54. In that case, the Upper Tribunal said that it was not suggested to them that an individual faced risk on return on the sole basis of being Kurdish. Being Kurdish was relevant to how the returnee would be treated by the authorities, but no examples had been provided of ill-treatment of returnees with no relevant adverse interest factors other than their Kurdish ethnicity. The Upper Tribunal concluded that the evidence did not show a risk of ill-treatment to such returnees, though they accepted that it might be an exacerbating factor for a returnee otherwise of interest.
55. We accept that, as per SSH, even low level activity, if discovered, involves a risk of persecution or Article 3 ill-treatment and that the Iranian authorities demonstrate a ‘hair-trigger’ approach to those suspected or perceived to be involved in Kurdish political activities or support for Kurdish rights. However, we find the appellant has failed to prove, even to the lower standard, that he is a prominent individual in Iran or that there is anything in his profile that increases the risk of his being identified on return, or discovered to have taken part in any political activity.

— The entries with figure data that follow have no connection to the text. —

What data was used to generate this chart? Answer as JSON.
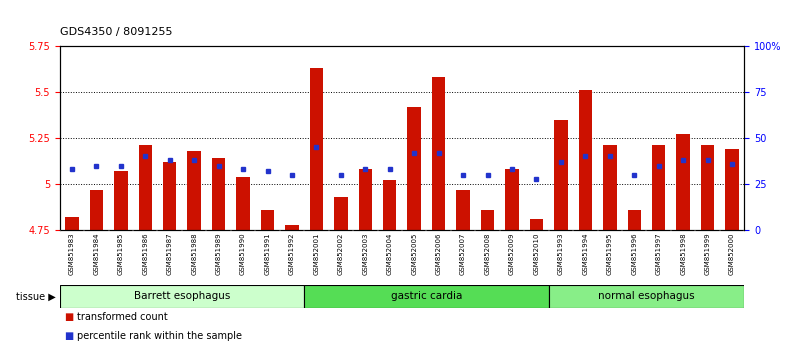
{
  "title": "GDS4350 / 8091255",
  "samples": [
    "GSM851983",
    "GSM851984",
    "GSM851985",
    "GSM851986",
    "GSM851987",
    "GSM851988",
    "GSM851989",
    "GSM851990",
    "GSM851991",
    "GSM851992",
    "GSM852001",
    "GSM852002",
    "GSM852003",
    "GSM852004",
    "GSM852005",
    "GSM852006",
    "GSM852007",
    "GSM852008",
    "GSM852009",
    "GSM852010",
    "GSM851993",
    "GSM851994",
    "GSM851995",
    "GSM851996",
    "GSM851997",
    "GSM851998",
    "GSM851999",
    "GSM852000"
  ],
  "red_values": [
    4.82,
    4.97,
    5.07,
    5.21,
    5.12,
    5.18,
    5.14,
    5.04,
    4.86,
    4.78,
    5.63,
    4.93,
    5.08,
    5.02,
    5.42,
    5.58,
    4.97,
    4.86,
    5.08,
    4.81,
    5.35,
    5.51,
    5.21,
    4.86,
    5.21,
    5.27,
    5.21,
    5.19
  ],
  "blue_percentiles": [
    33,
    35,
    35,
    40,
    38,
    38,
    35,
    33,
    32,
    30,
    45,
    30,
    33,
    33,
    42,
    42,
    30,
    30,
    33,
    28,
    37,
    40,
    40,
    30,
    35,
    38,
    38,
    36
  ],
  "ylim_left": [
    4.75,
    5.75
  ],
  "ylim_right": [
    0,
    100
  ],
  "yticks_left": [
    4.75,
    5.0,
    5.25,
    5.5,
    5.75
  ],
  "yticks_right": [
    0,
    25,
    50,
    75,
    100
  ],
  "ytick_labels_left": [
    "4.75",
    "5",
    "5.25",
    "5.5",
    "5.75"
  ],
  "ytick_labels_right": [
    "0",
    "25",
    "50",
    "75",
    "100%"
  ],
  "groups": [
    {
      "name": "Barrett esophagus",
      "start": 0,
      "end": 10,
      "color": "#ccffcc"
    },
    {
      "name": "gastric cardia",
      "start": 10,
      "end": 20,
      "color": "#55dd55"
    },
    {
      "name": "normal esophagus",
      "start": 20,
      "end": 28,
      "color": "#88ee88"
    }
  ],
  "bar_color": "#cc1100",
  "blue_color": "#2233cc",
  "bar_width": 0.55,
  "bg_color": "#ffffff",
  "grid_color": "#000000",
  "tissue_label": "tissue ▶",
  "legend_items": [
    {
      "label": "transformed count",
      "color": "#cc1100"
    },
    {
      "label": "percentile rank within the sample",
      "color": "#2233cc"
    }
  ],
  "xticklabel_bg": "#c8c8c8",
  "dotgrid_values": [
    5.0,
    5.25,
    5.5
  ]
}
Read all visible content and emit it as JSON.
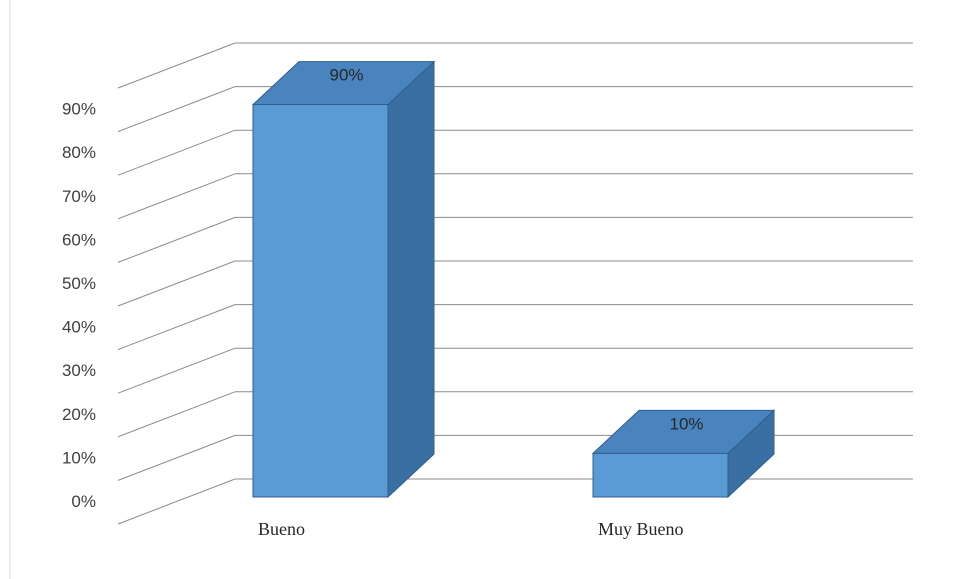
{
  "chart_data": {
    "type": "bar",
    "style": "3d-column",
    "categories": [
      "Bueno",
      "Muy Bueno"
    ],
    "values": [
      90,
      10
    ],
    "data_labels": [
      "90%",
      "10%"
    ],
    "yticks": [
      "0%",
      "10%",
      "20%",
      "30%",
      "40%",
      "50%",
      "60%",
      "70%",
      "80%",
      "90%"
    ],
    "ylim": [
      0,
      100
    ],
    "grid": true,
    "legend": "none",
    "colors": {
      "front": "#5b9bd5",
      "side": "#3a6fa3",
      "top": "#4a84bf",
      "edge": "#2e5f8f",
      "grid": "#8c8c8c",
      "frame": "#d9d9d9"
    }
  }
}
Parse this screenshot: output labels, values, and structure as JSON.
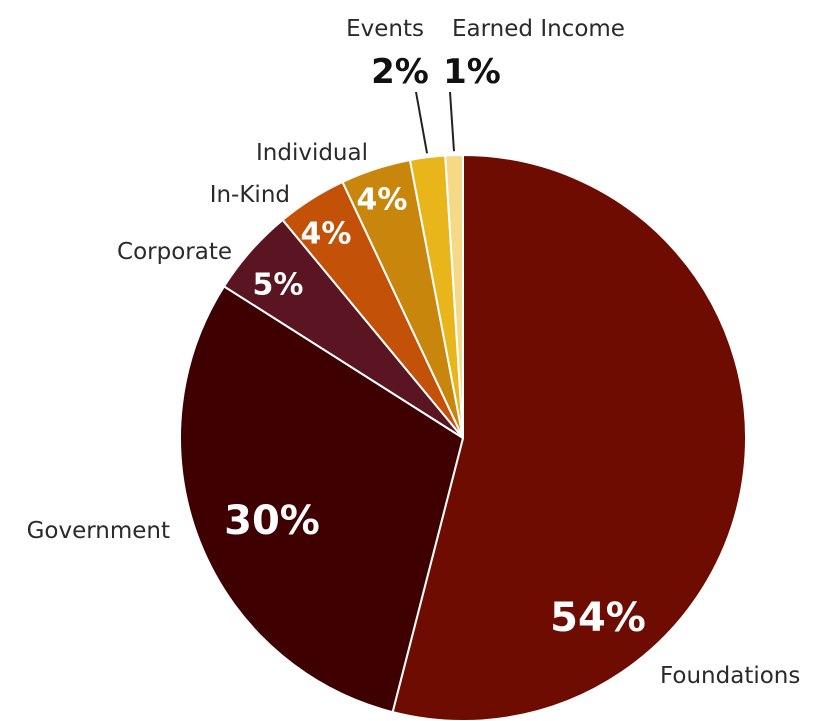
{
  "chart_data": {
    "type": "pie",
    "categories": [
      "Foundations",
      "Government",
      "Corporate",
      "In-Kind",
      "Individual",
      "Events",
      "Earned Income"
    ],
    "values": [
      54,
      30,
      5,
      4,
      4,
      2,
      1
    ],
    "value_labels": [
      "54%",
      "30%",
      "5%",
      "4%",
      "4%",
      "2%",
      "1%"
    ],
    "colors": [
      "#6e0c02",
      "#3e0000",
      "#5a1422",
      "#c45108",
      "#c9860c",
      "#e8b51b",
      "#f6d986"
    ],
    "start_angle": "12 o'clock",
    "direction": "clockwise"
  }
}
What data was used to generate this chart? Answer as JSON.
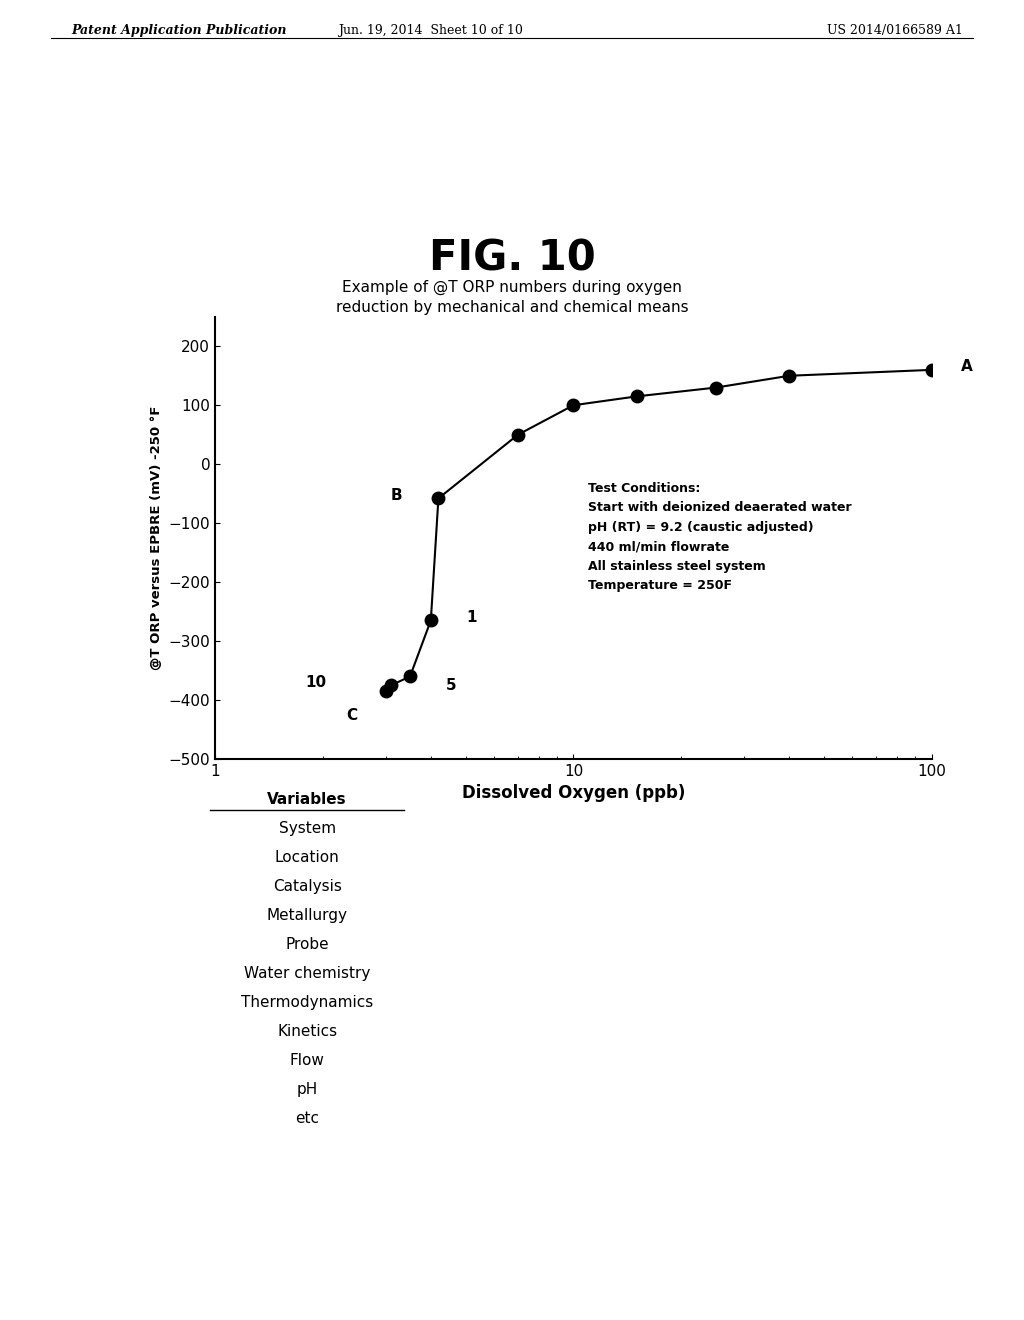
{
  "fig_title": "FIG. 10",
  "subtitle_line1": "Example of @T ORP numbers during oxygen",
  "subtitle_line2": "reduction by mechanical and chemical means",
  "xlabel": "Dissolved Oxygen (ppb)",
  "ylabel": "@T ORP versus EPBRE (mV) -250 °F",
  "header_left": "Patent Application Publication",
  "header_center": "Jun. 19, 2014  Sheet 10 of 10",
  "header_right": "US 2014/0166589 A1",
  "xlim_log": [
    1,
    100
  ],
  "ylim": [
    -500,
    250
  ],
  "yticks": [
    -500,
    -400,
    -300,
    -200,
    -100,
    0,
    100,
    200
  ],
  "data_x": [
    3.0,
    3.1,
    3.5,
    4.0,
    4.2,
    7.0,
    10.0,
    15.0,
    25.0,
    40.0,
    100.0
  ],
  "data_y": [
    -385,
    -375,
    -360,
    -265,
    -58,
    50,
    100,
    115,
    130,
    150,
    160
  ],
  "point_labels": [
    "C",
    "10",
    "5",
    "1",
    "B",
    "",
    "",
    "",
    "",
    "",
    "A"
  ],
  "test_conditions": "Test Conditions:\nStart with deionized deaerated water\npH (RT) = 9.2 (caustic adjusted)\n440 ml/min flowrate\nAll stainless steel system\nTemperature = 250F",
  "test_conditions_x": 11.0,
  "test_conditions_y": -30,
  "variables_list": [
    "Variables",
    "System",
    "Location",
    "Catalysis",
    "Metallurgy",
    "Probe",
    "Water chemistry",
    "Thermodynamics",
    "Kinetics",
    "Flow",
    "pH",
    "etc"
  ],
  "background_color": "#ffffff",
  "line_color": "#000000",
  "marker_color": "#000000"
}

56. Due to his lack of profile, we do not find it proved that the Iranian authorities would have the ability or desire to access the appellant’s Facebook account and that, even if questioned at the “pinch point” of return, they would have any knowledge of those matters which the appellant claims will place him at risk. We have found his claimed political views do not represent a view genuinely held by him but are matters created for the purposes of enhancing an otherwise non-existent asylum claim.
57. We find the appellant will not be required to reveal to the Iranian authorities he previously had a Facebook account or if asked, he would not reveal it in any case as his beliefs are not genuine; the ‘truth’ is that he has no genuine beliefs and the Facebook account is not of his own creation. We have found he can reasonably be expected to close his account. We do not find it proved that the Iranian authorities have the capacity or ability to access a Facebook account once it has been closed down and XX clearly indicates that for individuals and international third parties, such as governments, this task is not feasible. As per head note 6 of XX, the timely closure of his account will neutralise any risk consequential on having had an account, provided that it was not specifically monitored prior to closure, which we find it will not have been due to his lack of profile.
58. We therefore find the appellant has failed to discharge the burden of proof upon him to the required standard to establish he is anything other than a failed asylum seeker.
59. We remake the decision as follows. The appeal is dismissed.
The First-tier Tribunal made an order pursuant to rule 45(4)(i) of the Asylum and Immigration Tribunal (Procedure) Rules 2005.
I make such order pursuant to rule 14 of the Tribunal Procedure (Upper Tribunal) Rules 2008.